Chimeric antigen receptor, or CAR, T cells can be an effective cell therapy for cancer. Unfortunately, this immunotherapy has its risks, and excessive activation of CAR T cells can occasionally cause severe, even lethal, toxicity. There are some existing approaches to suppressing overactive CAR T cells, but these are generally single-use methods that kill the CAR T cells and thereby abrogate both their toxicity and their antitumor effects. In contrast, Mestermann et al. identified dasatinib as a drug that can temporarily inactivate CAR T cells to help reduce acute toxicity, allowing the T cells to recover their antitumor effects after the drug is withdrawn.

Abstract

Immunotherapy with chimeric antigen receptor (CAR)–engineered T cells can be effective against advanced malignancies. CAR T cells are “living drugs” that require technologies to enable physicians (and patients) to maintain control over the infused cell product.

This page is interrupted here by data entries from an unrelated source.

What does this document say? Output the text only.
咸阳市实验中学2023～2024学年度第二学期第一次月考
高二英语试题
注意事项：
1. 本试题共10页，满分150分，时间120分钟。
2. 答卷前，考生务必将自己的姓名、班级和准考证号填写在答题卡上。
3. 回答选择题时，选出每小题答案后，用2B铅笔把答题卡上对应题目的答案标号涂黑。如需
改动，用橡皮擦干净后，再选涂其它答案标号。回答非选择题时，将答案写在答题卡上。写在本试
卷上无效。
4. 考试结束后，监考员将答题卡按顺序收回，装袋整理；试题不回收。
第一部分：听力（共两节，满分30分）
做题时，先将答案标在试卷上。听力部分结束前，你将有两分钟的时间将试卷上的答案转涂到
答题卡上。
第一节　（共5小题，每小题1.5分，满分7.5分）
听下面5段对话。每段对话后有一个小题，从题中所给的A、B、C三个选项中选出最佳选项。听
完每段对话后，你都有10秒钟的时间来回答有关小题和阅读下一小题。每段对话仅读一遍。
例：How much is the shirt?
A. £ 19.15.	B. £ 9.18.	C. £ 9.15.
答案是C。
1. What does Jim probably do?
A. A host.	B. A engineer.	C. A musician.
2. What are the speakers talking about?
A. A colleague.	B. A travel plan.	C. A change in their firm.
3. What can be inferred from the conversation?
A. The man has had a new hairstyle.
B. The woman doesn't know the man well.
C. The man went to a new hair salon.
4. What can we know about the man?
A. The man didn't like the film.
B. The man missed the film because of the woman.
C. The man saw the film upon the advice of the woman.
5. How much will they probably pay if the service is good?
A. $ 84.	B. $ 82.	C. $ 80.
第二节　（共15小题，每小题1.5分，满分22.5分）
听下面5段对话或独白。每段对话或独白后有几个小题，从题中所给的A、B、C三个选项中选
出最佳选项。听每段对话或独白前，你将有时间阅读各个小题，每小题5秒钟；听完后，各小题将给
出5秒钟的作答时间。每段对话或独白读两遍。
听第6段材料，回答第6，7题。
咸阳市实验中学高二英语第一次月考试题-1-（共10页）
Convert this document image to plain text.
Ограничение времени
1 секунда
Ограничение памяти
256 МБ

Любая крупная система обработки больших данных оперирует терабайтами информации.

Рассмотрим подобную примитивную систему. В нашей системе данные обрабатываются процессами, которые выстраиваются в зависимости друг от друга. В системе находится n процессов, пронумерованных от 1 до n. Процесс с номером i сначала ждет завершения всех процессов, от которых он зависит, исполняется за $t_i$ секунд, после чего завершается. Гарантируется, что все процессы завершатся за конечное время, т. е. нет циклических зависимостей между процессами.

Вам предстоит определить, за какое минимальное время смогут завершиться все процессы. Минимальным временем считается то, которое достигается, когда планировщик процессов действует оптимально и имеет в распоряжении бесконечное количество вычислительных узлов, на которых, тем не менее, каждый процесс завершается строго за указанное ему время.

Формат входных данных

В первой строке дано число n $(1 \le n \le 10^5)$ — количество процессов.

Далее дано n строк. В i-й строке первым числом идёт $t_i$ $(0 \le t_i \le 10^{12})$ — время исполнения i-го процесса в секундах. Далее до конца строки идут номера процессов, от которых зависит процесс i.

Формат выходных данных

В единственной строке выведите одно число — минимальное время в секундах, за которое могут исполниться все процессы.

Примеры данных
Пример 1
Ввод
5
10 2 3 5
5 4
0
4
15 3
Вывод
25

Here, we demonstrate that the tyrosine kinase inhibitor dasatinib interferes with the lymphocyte-specific protein tyrosine kinase (LCK) and thereby inhibits phosphorylation of CD3ζ and ζ-chain of T cell receptor–associated protein kinase 70 kDa (ZAP70), ablating signaling in CAR constructs containing either CD28_CD3ζ or 4-1BB_CD3ζ activation modules. As a consequence, dasatinib induces a function-off state in CD8+ and CD4+ CAR T cells that is of immediate onset and can be sustained for several days without affecting T cell viability. We show that treatment with dasatinib halts cytolytic activity, cytokine production, and proliferation of CAR T cells in vitro and in vivo. The dose of dasatinib can be titrated to achieve partial or complete inhibition of CAR T cell function. Upon discontinuation of dasatinib, the inhibitory effect is rapidly and completely reversed, and CAR T cells resume their antitumor function. The favorable pharmacodynamic attributes of dasatinib can be exploited to steer the activity of CAR T cells in “function-on-off-on” sequences in real time. In a mouse model of cytokine release syndrome (CRS), we demonstrated that a short treatment course of dasatinib, administered early after CAR T cell infusion, protects a proportion of mice from otherwise fatal CRS. Our data introduce dasatinib as a broadly applicable pharmacologic on/off switch for CAR T cells.